Other times, assailants pretended to be repairmen to gain entry to the bloggers’ apartments before hacking them to death in front of their families. I think I remember one who was fearlessly discussing atheism in a setting like a dorm. Word got out, a mob broke into the campus area, poured into the room and beat him to death while the people he’d been chatting with stood by. In another instance, the Islamic seminary teachers called a street protest against the bloggers, which escalated into a riot, killing 50 people.
Shortly before his death, Roy said this on Facebook: “I have profound interest in freethinking, skepticism, philosophy, scientific thoughts and human rights of people. I write in the internet blogs . . . and occasionally in some newspapers.”
Diction aside, me too, brother, me too. Six years later, one of us is dead and one has the privilege of watching his babies grow up taking America for granted.
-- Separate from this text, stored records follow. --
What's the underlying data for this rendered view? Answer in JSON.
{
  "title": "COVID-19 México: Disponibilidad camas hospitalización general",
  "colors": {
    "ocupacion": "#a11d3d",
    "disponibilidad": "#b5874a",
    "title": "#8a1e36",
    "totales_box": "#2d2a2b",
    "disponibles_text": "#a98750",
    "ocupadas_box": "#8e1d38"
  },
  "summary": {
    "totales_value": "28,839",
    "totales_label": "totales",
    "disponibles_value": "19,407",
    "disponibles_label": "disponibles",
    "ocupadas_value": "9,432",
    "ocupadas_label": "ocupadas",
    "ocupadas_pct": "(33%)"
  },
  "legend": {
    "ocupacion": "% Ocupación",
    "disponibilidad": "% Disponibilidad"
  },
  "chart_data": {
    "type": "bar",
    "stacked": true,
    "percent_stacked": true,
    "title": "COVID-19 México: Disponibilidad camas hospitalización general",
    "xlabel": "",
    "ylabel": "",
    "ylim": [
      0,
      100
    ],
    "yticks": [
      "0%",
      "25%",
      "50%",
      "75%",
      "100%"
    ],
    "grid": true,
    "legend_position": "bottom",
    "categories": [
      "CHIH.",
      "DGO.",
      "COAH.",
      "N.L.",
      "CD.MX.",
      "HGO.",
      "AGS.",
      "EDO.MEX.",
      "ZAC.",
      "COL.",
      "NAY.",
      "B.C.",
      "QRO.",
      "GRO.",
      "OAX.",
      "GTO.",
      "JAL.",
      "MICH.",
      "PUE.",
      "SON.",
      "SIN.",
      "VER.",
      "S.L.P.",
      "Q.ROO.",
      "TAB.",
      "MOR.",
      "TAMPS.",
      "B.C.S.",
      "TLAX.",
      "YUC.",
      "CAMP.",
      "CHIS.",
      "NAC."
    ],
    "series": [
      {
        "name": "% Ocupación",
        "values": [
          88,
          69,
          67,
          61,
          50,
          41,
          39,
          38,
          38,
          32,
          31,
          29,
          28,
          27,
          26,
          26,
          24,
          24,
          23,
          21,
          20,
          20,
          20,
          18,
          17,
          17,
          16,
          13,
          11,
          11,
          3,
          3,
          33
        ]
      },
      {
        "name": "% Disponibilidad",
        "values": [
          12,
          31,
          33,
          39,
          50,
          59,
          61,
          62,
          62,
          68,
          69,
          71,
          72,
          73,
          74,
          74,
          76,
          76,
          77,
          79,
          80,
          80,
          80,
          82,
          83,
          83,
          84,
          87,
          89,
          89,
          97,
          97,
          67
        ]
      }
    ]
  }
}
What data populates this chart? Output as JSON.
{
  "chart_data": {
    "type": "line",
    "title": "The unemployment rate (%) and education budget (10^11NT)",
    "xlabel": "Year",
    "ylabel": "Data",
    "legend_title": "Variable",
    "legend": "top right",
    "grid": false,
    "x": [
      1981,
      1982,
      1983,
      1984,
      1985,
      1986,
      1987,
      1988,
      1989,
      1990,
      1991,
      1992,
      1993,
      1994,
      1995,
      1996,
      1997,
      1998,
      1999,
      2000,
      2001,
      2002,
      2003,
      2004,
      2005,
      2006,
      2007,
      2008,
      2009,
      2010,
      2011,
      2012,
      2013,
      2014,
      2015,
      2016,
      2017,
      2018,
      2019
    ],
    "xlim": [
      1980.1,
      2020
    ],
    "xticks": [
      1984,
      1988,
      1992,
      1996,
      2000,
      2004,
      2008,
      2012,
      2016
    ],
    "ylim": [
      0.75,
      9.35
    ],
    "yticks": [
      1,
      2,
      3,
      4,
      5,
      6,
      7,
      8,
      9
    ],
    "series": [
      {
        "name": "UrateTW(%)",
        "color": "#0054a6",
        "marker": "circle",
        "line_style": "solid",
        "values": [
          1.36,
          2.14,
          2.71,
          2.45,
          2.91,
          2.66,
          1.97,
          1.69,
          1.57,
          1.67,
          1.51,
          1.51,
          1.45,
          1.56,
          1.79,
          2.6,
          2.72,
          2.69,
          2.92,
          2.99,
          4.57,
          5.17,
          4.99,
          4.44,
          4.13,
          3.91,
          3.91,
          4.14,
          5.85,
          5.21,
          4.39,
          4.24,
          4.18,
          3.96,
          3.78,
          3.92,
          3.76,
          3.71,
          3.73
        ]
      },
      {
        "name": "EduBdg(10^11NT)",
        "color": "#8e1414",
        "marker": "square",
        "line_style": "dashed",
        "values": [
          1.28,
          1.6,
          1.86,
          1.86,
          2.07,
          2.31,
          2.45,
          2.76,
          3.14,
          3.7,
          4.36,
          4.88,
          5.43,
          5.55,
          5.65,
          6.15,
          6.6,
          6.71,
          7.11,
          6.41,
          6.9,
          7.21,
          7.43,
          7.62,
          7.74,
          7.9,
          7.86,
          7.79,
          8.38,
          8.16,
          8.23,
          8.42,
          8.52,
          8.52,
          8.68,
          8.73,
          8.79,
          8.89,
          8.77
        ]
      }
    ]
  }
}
I’m pretty sure I’m one of the luckiest human beings who’s ever lived. I get to look inside modern and archaic human genomes from anywhere on the planet whenever I want, something beyond my wildest futurist dreams (or his!) when I first picked up a Cavalli-Sforza book. I get to teach people about genetics, human populations and history. I can read any book or paper I choose. I think, say and write whatever I want and people even pay me to do it. I chat with some of the most interesting people alive and call many of them friends.
Ours is not the first society to plunge into a completely moronic frenzy of witch hunts and moral purity tests in an effort to vanquish some non-existent foe or avenge some imagined victim. Some frenzies of idiocy come and go fast. Some wrack a nation for a decade, kill millions, ruin the lives of millions more and require decades of recovery. Much as I love the whole grand, brutal sweep of human history, I don’t have a crystal ball any more than anyone else. Three things I will tell you with absolute certainty:
Just as in every mass idiocy of the past, the vast majority of humans keeping quiet don’t deeply believe in the “truths” we’re all supposed to pledge blind allegiance to. They’ll turn on a dime as soon as it feels safe to. Cold comfort when you’re in it, but in the long run, you can bank on this.
There’s never been a better place on earth than this one to be a “thought criminal” or get “canceled” for saying something true. To me, that’s a testament to the work of the imperfect Americans who came before us. They weren’t all fools.
I don’t know when it will end, but I’m at peace with how I’ve used my glorious gift of freedom. Are you?
Happy birthday, America. I love you. You’re the luckiest thing that ever happened to me.